While films like Food Inc. and King Corn have helped familiarize us with the scope of industrial agriculture and the problems associated, American Meat, a new documentary by Graham Meriwether, tells the stories of farmers finding alternative markets for their products, offering a glimpse at what a more sustainable future might look like.
American Meat features the perspective of several Iowa farmers and agricultural professionals. It will be screened for the first time in Iowa next weekend, with three Iowa City showings.
Meriwether put the movie together with help from Leave It Better, a video-based social networking site built for sharing green ideas. He mentioned in an email an added bonus for those that come out to the local showings of his new film: “All of our screenings involve local food, Wednesday’s is food from Devotay and Atlas, Saturday’s Chipotle burritos for all in attendance.”
Chipotle is one example of a case study shown in the film.
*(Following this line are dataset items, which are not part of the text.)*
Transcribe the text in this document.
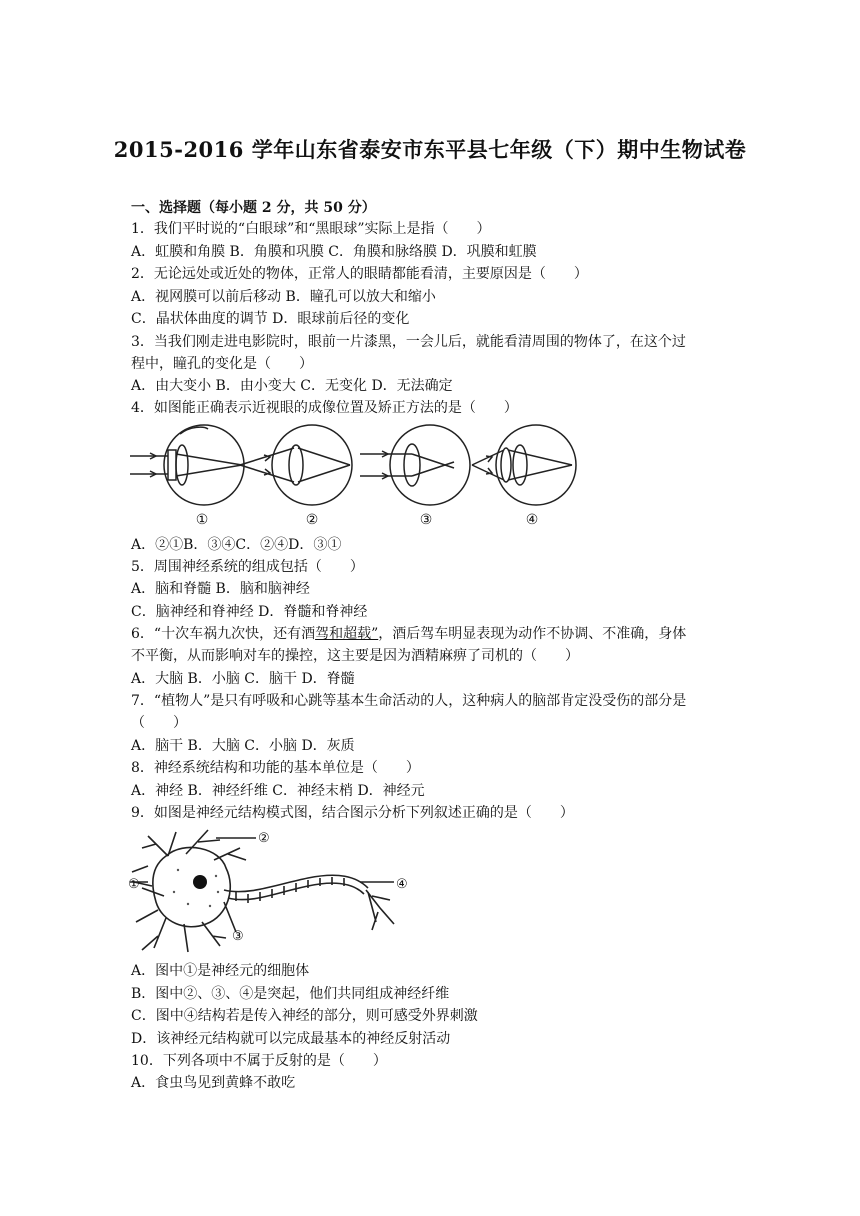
2015-2016 学年山东省泰安市东平县七年级（下）期中生物试卷
一、选择题（每小题 2 分，共 50 分）
1．我们平时说的“白眼球”和“黑眼球”实际上是指（　　）
A．虹膜和角膜 B．角膜和巩膜 C．角膜和脉络膜 D．巩膜和虹膜
2．无论远处或近处的物体，正常人的眼睛都能看清，主要原因是（　　）
A．视网膜可以前后移动 B．瞳孔可以放大和缩小
C．晶状体曲度的调节 D．眼球前后径的变化
3．当我们刚走进电影院时，眼前一片漆黑，一会儿后，就能看清周围的物体了，在这个过
程中，瞳孔的变化是（　　）
A．由大变小 B．由小变大 C．无变化 D．无法确定
4．如图能正确表示近视眼的成像位置及矫正方法的是（　　）
①	②	③	④
A．②①B．③④C．②④D．③①
5．周围神经系统的组成包括（　　）
A．脑和脊髓 B．脑和脑神经
C．脑神经和脊神经 D．脊髓和脊神经
6．“十次车祸九次快，还有酒驾和超载”，酒后驾车明显表现为动作不协调、不准确，身体
不平衡，从而影响对车的操控，这主要是因为酒精麻痹了司机的（　　）
A．大脑 B．小脑 C．脑干 D．脊髓
7．“植物人”是只有呼吸和心跳等基本生命活动的人，这种病人的脑部肯定没受伤的部分是
（　　）
A．脑干 B．大脑 C．小脑 D．灰质
8．神经系统结构和功能的基本单位是（　　）
A．神经 B．神经纤维 C．神经末梢 D．神经元
9．如图是神经元结构模式图，结合图示分析下列叙述正确的是（　　）
②
①
③
④
A．图中①是神经元的细胞体
B．图中②、③、④是突起，他们共同组成神经纤维
C．图中④结构若是传入神经的部分，则可感受外界刺激
D．该神经元结构就可以完成最基本的神经反射活动
10．下列各项中不属于反射的是（　　）
A．食虫鸟见到黄蜂不敢吃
If you read Michael Pollan’s The Omnivore’s Dilemma, you may remember the story of Virginia farmer Joel Salatin, who made an agreement with Chipotle to provide all the pork for every Chipotle store in Charlottesville and Harrisonburg, VA. Salatin is featured as American Meat examines the question of whether or not small-scale sustainable agricultural could ever produce enough food to feed the country.
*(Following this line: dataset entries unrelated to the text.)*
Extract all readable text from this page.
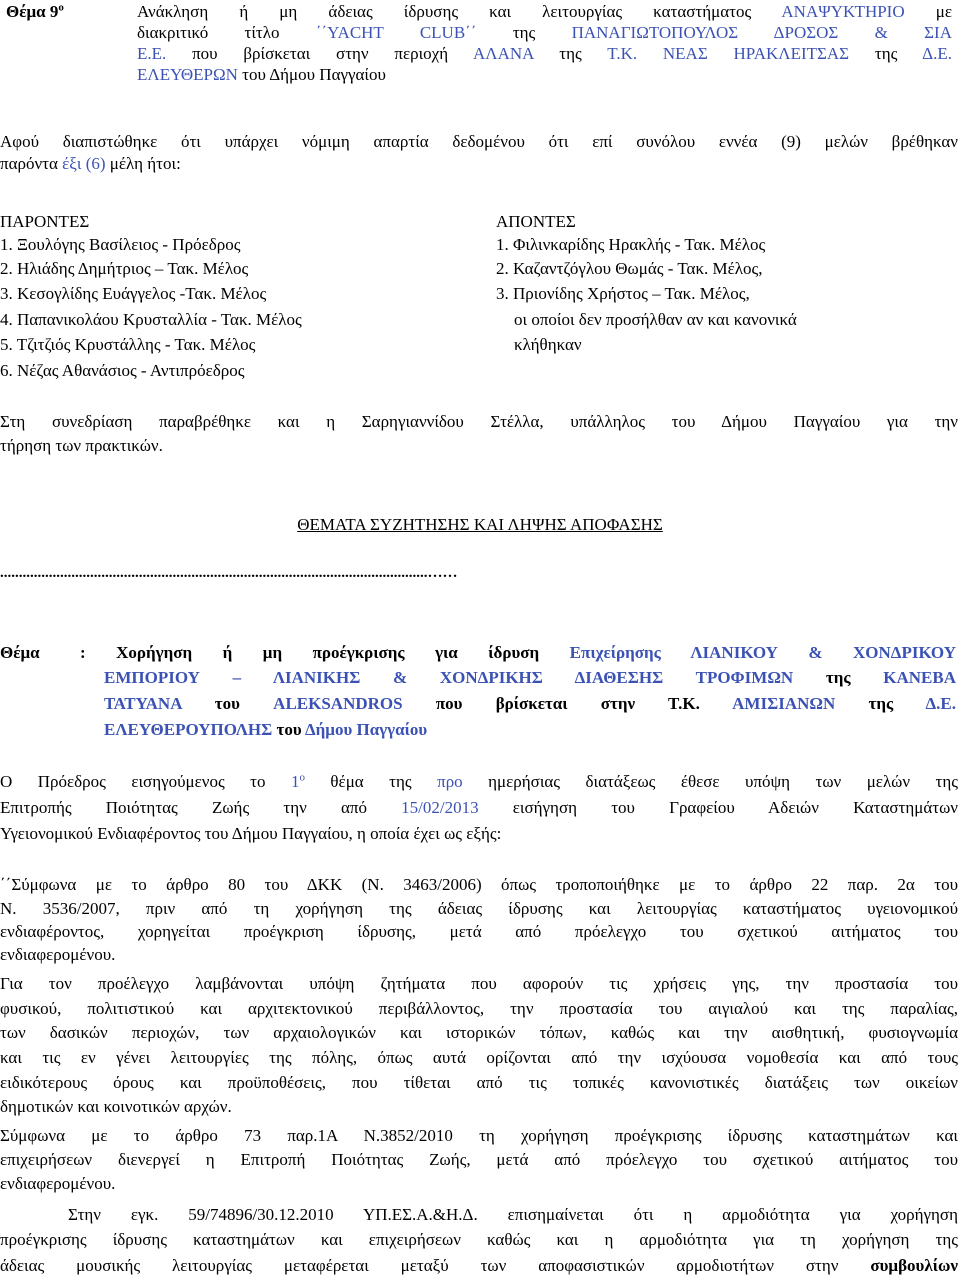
Θέμα $9^o$	Ανάκληση ή μη άδειας ίδρυσης και λειτουργίας καταστήματος ΑΝΑΨΥΚΤΗΡΙΟ με
διακριτικό τίτλο ΄΄YACHT CLUB΄΄ της ΠΑΝΑΓΙΩΤΟΠΟΥΛΟΣ ΔΡΟΣΟΣ & ΣΙΑ
Ε.Ε. που βρίσκεται στην περιοχή ΑΛΑΝΑ της Τ.Κ. ΝΕΑΣ ΗΡΑΚΛΕΙΤΣΑΣ της Δ.Ε.
ΕΛΕΥΘΕΡΩΝ του Δήμου Παγγαίου
Αφού διαπιστώθηκε ότι υπάρχει νόμιμη απαρτία δεδομένου ότι επί συνόλου εννέα (9) μελών βρέθηκαν
παρόντα έξι (6) μέλη ήτοι:
ΠΑΡΟΝΤΕΣ
1. Ξουλόγης Βασίλειος - Πρόεδρος
2. Ηλιάδης Δημήτριος – Τακ. Μέλος
3. Κεσογλίδης Ευάγγελος -Τακ. Μέλος
4. Παπανικολάου Κρυσταλλία - Τακ. Μέλος
5. Τζιτζιός Κρυστάλλης - Τακ. Μέλος
6. Νέζας Αθανάσιος - Αντιπρόεδρος
ΑΠΟΝΤΕΣ
1. Φιλινκαρίδης Ηρακλής - Τακ. Μέλος
2. Καζαντζόγλου Θωμάς - Τακ. Μέλος,
3. Πριονίδης Χρήστος – Τακ. Μέλος,
οι οποίοι δεν προσήλθαν αν και κανονικά
κλήθηκαν
Στη συνεδρίαση παραβρέθηκε και η Σαρηγιαννίδου Στέλλα, υπάλληλος του Δήμου Παγγαίου για την
τήρηση των πρακτικών.
ΘΕΜΑΤΑ ΣΥΖΗΤΗΣΗΣ ΚΑΙ ΛΗΨΗΣ ΑΠΟΦΑΣΗΣ
..................................................................................................................……
Θέμα : Χορήγηση ή μη προέγκρισης για ίδρυση Επιχείρησης ΛΙΑΝΙΚΟΥ & ΧΟΝΔΡΙΚΟΥ
ΕΜΠΟΡΙΟΥ – ΛΙΑΝΙΚΗΣ & ΧΟΝΔΡΙΚΗΣ ΔΙΑΘΕΣΗΣ ΤΡΟΦΙΜΩΝ της ΚΑΝΕΒΑ
ΤΑΤΥΑΝΑ του ALEKSANDROS που βρίσκεται στην Τ.Κ. ΑΜΙΣΙΑΝΩΝ της Δ.Ε.
ΕΛΕΥΘΕΡΟΥΠΟΛΗΣ του Δήμου Παγγαίου
Ο Πρόεδρος εισηγούμενος το $1^o$ θέμα της προ ημερήσιας διατάξεως έθεσε υπόψη των μελών της
Επιτροπής Ποιότητας Ζωής την από 15/02/2013 εισήγηση του Γραφείου Αδειών Καταστημάτων
Υγειονομικού Ενδιαφέροντος του Δήμου Παγγαίου, η οποία έχει ως εξής:
΄΄Σύμφωνα με το άρθρο 80 του ΔΚΚ (Ν. 3463/2006) όπως τροποποιήθηκε με το άρθρο 22 παρ. 2α του
Ν. 3536/2007, πριν από τη χορήγηση της άδειας ίδρυσης και λειτουργίας καταστήματος υγειονομικού
ενδιαφέροντος, χορηγείται προέγκριση ίδρυσης, μετά από πρόελεγχο του σχετικού αιτήματος του
ενδιαφερομένου.
Για τον προέλεγχο λαμβάνονται υπόψη ζητήματα που αφορούν τις χρήσεις γης, την προστασία του
φυσικού, πολιτιστικού και αρχιτεκτονικού περιβάλλοντος, την προστασία του αιγιαλού και της παραλίας,
των δασικών περιοχών, των αρχαιολογικών και ιστορικών τόπων, καθώς και την αισθητική, φυσιογνωμία
και τις εν γένει λειτουργίες της πόλης, όπως αυτά ορίζονται από την ισχύουσα νομοθεσία και από τους
ειδικότερους όρους και προϋποθέσεις, που τίθεται από τις τοπικές κανονιστικές διατάξεις των οικείων
δημοτικών και κοινοτικών αρχών.
Σύμφωνα με το άρθρο 73 παρ.1Α Ν.3852/2010 τη χορήγηση προέγκρισης ίδρυσης καταστημάτων και
επιχειρήσεων διενεργεί η Επιτροπή Ποιότητας Ζωής, μετά από πρόελεγχο του σχετικού αιτήματος του
ενδιαφερομένου.
Στην εγκ. 59/74896/30.12.2010 ΥΠ.ΕΣ.Α.&Η.Δ. επισημαίνεται ότι η αρμοδιότητα για χορήγηση
προέγκρισης ίδρυσης καταστημάτων και επιχειρήσεων καθώς και η αρμοδιότητα για τη χορήγηση της
άδειας μουσικής λειτουργίας μεταφέρεται μεταξύ των αποφασιστικών αρμοδιοτήτων στην συμβουλίων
While many films have relied on hidden cameras or other special investigative measures to get the truth out about industrial agriculture, this film seems to focus on the farmers caught in the middle. We are reminded of the many farmers who lean toward land stewardship even as the market seems to lean against them. If anyone you know is in that position, the success stories in this film should encourage them that a better market really is out there. With many Iowa-ag industry heads featured, they might just find in this film the name of a person they should call–someone that could not only help them clean up, but also help them get paid.
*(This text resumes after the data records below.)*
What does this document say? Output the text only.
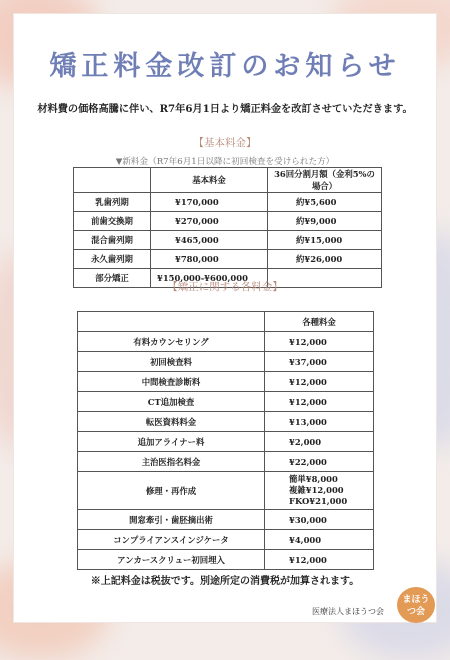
矯正料金改訂のお知らせ
材料費の価格高騰に伴い、R7年6月1日より矯正料金を改訂させていただきます。
【基本料金】
▼新料金（R7年6月1日以降に初回検査を受けられた方）
	基本料金	36回分割月額（金利5%の場合）
乳歯列期	¥170,000	約¥5,600
前歯交換期	¥270,000	約¥9,000
混合歯列期	¥465,000	約¥15,000
永久歯列期	¥780,000	約¥26,000
部分矯正	¥150,000-¥600,000	
【矯正に関する各料金】
	各種料金
有料カウンセリング	¥12,000
初回検査料	¥37,000
中間検査診断料	¥12,000
CT追加検査	¥12,000
転医資料料金	¥13,000
追加アライナー料	¥2,000
主治医指名料金	¥22,000
修理・再作成	簡単¥8,000
複雑¥12,000
FKO¥21,000

開窓牽引・歯胚摘出術	¥30,000
コンプライアンスインジケータ	¥4,000
アンカースクリュー初回埋入	¥12,000
※上記料金は税抜です。別途所定の消費税が加算されます。
医療法人まほうつ会
まほう
つ会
We’d be remiss if we failed to point out that the film does have an agenda: “At it’s core,” Meriwether said, “this film is about a revolution that’s going on in sustainable agriculture.” He points out that “people of all ages, and from all backgrounds are getting into farming.”
Meriwether believes that this creates “the potential for a complete shift in the way we produce our meat.” Find out exactly how by attending one of the screenings listed below. If you think it’s all hogwash, say so. A panel including Graham Meriwether will follow screenings on Wednesday and Saturday, so stick around to participate in some healthy dialogue.
Iowa City Showings:
Aug. 3 | 7 p.m.* | Englert Theatre | Tickets: $10
($20 tickets include food from Atlas & Devotay, 6 p.m. in the Englert’s Gallery Room.)
Aug. 6 | 12:30 p.m. & 6:30 p.m.* | Illinois Room (IMU) | Tickets: $10 (includes voucher for a free burrito from Chipotle)
*Followed by panel discussion with Graham Meriwether, Francis Thicke, Dave Murphy and Lisa Stokke of Food Democracy Now!